I was looking for a regex to match non-ascii characters (not within 0-127), and found an expression here: https://docs.microsoft.com/en-us/dotnet/standard/base-types/character-classes-in-regular-expressions . But weirdly capital and small letter 'i' match as non-ascii. "\P" means "not".

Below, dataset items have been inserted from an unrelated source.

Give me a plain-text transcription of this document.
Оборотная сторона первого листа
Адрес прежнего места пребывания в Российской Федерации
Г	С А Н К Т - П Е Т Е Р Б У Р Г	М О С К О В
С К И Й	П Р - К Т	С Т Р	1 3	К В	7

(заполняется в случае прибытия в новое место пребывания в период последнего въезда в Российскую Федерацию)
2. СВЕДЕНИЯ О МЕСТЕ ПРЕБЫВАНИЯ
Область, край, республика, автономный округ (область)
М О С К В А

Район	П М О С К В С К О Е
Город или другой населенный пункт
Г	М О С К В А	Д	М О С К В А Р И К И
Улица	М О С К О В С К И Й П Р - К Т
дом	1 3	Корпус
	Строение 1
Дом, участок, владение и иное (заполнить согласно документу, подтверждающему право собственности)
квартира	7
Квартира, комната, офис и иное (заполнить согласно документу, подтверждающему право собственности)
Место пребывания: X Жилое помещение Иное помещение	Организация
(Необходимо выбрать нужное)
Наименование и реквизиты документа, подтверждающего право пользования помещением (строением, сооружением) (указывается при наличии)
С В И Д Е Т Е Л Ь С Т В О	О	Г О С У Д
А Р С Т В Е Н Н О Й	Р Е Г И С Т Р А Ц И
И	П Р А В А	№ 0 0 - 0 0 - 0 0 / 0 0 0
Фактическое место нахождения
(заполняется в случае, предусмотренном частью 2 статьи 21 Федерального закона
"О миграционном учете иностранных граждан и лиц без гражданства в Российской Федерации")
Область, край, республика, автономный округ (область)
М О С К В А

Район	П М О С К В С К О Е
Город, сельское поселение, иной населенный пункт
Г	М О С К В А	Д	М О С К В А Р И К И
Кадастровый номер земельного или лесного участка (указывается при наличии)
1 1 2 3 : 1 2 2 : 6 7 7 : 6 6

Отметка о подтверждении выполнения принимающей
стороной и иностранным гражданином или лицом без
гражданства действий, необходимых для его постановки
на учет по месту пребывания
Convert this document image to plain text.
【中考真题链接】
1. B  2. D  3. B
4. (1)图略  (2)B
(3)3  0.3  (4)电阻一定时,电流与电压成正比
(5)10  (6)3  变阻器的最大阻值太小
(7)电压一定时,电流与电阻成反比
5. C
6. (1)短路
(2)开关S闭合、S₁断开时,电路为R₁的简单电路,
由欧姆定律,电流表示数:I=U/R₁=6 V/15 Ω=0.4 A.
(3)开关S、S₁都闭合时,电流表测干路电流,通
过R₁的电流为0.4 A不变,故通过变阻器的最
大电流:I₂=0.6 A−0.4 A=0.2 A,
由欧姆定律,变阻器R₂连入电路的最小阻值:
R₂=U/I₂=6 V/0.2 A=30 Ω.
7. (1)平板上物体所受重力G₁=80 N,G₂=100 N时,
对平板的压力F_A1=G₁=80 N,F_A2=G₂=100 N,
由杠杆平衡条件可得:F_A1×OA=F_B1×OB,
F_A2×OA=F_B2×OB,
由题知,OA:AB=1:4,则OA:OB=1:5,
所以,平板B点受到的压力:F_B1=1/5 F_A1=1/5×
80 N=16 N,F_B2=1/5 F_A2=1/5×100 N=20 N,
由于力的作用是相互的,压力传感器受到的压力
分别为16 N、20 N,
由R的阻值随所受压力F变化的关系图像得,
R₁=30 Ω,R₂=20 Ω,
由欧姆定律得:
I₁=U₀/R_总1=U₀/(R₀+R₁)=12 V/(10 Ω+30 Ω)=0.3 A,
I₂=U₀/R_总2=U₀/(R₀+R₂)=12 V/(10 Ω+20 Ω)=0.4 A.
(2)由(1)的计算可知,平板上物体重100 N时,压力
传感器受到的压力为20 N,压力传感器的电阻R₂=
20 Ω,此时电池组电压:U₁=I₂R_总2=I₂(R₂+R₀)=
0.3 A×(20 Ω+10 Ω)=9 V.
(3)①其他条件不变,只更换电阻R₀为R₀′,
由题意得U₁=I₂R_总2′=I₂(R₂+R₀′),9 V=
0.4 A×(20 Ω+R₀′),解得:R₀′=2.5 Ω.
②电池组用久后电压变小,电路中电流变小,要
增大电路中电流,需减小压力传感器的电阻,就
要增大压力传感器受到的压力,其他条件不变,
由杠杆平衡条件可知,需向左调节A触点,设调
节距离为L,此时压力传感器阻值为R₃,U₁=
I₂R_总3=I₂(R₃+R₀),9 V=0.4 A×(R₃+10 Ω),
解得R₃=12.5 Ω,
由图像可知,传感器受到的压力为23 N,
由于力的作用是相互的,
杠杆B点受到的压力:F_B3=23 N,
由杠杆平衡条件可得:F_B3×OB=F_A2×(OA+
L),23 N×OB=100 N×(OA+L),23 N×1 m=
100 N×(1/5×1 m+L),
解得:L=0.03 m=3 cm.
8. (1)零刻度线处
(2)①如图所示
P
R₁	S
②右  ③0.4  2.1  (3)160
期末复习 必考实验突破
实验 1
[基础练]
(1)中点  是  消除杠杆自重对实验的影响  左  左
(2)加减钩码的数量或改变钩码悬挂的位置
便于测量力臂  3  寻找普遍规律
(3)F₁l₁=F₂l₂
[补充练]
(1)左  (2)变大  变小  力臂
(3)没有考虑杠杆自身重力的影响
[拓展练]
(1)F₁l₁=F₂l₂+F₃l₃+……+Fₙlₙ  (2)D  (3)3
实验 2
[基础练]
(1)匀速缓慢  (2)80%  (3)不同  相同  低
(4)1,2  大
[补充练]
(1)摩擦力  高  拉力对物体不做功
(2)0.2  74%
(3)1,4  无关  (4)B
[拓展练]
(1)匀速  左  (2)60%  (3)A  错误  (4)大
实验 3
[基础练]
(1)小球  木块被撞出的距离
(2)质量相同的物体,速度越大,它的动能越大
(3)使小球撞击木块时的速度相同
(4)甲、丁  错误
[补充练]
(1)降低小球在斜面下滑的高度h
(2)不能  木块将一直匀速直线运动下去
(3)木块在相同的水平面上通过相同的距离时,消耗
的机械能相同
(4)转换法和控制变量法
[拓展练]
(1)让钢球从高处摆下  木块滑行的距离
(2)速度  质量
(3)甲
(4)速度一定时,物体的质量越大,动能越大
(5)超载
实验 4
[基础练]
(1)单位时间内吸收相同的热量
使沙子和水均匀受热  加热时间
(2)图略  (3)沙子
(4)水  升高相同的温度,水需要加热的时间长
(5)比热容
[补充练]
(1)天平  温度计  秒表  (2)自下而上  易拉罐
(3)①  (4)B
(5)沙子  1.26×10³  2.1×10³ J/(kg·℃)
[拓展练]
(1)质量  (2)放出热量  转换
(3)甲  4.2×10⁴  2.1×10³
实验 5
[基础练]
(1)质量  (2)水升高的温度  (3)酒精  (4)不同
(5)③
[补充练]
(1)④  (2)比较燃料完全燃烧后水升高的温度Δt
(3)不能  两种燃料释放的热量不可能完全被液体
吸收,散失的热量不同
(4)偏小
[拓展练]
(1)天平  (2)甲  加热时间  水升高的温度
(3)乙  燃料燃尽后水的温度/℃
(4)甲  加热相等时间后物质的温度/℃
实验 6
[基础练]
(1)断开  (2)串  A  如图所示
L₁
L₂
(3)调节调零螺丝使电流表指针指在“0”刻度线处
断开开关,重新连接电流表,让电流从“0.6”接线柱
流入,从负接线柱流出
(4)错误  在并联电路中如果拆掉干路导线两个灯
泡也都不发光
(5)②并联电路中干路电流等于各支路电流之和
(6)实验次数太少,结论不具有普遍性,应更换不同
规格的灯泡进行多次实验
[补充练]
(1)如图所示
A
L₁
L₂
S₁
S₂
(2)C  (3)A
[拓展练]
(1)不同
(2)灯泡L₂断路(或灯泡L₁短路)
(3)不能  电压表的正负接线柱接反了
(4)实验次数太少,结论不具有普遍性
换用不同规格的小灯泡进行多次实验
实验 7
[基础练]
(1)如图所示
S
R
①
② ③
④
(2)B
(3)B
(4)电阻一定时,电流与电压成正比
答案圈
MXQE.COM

'i' -match '\P{IsBasicLatin}'
'I' -match '\P{IsBasicLatin}'
False
False
True
True
No other ascii character matches.
0..127 | foreach { if ([char]$_ -match '\P{IsBasicLatin}') { [char]$_ } }
I
i
A workaround is to use -cmatch:
'i' -cmatch '\P{IsBasicLatin}'
False
Ah, 'i' matches some some Turkish character (0x130) without case sensitivity. There's a little dot over the capital I.
'i' -match 'İ'
True
Also, Kelvin K matches as ascii when case is ignored:
[char]0x212a | select-string '\p{IsBasicLatin}'
K
Name Value
---- -----
PSVersion 7.0.0
PSEdition Core
GitCommitId 7.0.0
OS Microsoft Windows 10.0.14393
Platform Win32NT
PSCompatibleVersions {1.0, 2.0, 3.0, 4.0…}
PSRemotingProtocolVersion 2.3
SerializationVersion 1.1.0.1
WSManStackVersion 3.0
This will be dependent on system culture settings and whether you use case sensitive or insensitive matching. Also, any perceived or actual discrepancies there are entirely down to how the regex processor in .NET Core is handling it. While we can document such discrepancies, we cannot fix them here; if we need them fixed or there are corrections to be made, we'll need to file issues in the https://github.com/dotnet/runtime repo. 🙂
The culture is irrelevant. My culture is en-US, and somehow the Turkish İ gets conflated with small i and capital I when case is ignored. I'm not sure what culture the kelvin sign K is. I posted a little about it on stackoverflow: https://stackoverflow.com/questions/30805741/match-high-ascii-characters-but-not-the-letter-i/60590324#60590324
Stack OverflowI'm trying to match all high ASCII and special utf-8 characters using powershell: gc $file -readcount 0 | select-string -allmatches -pattern "[\x80-\uffff]" which should find all the characters I...
It's funny how this kind of thing happens even outside .net. Maybe I should make a ticket with the unicode consortium.
echo i | findstr /i İ
i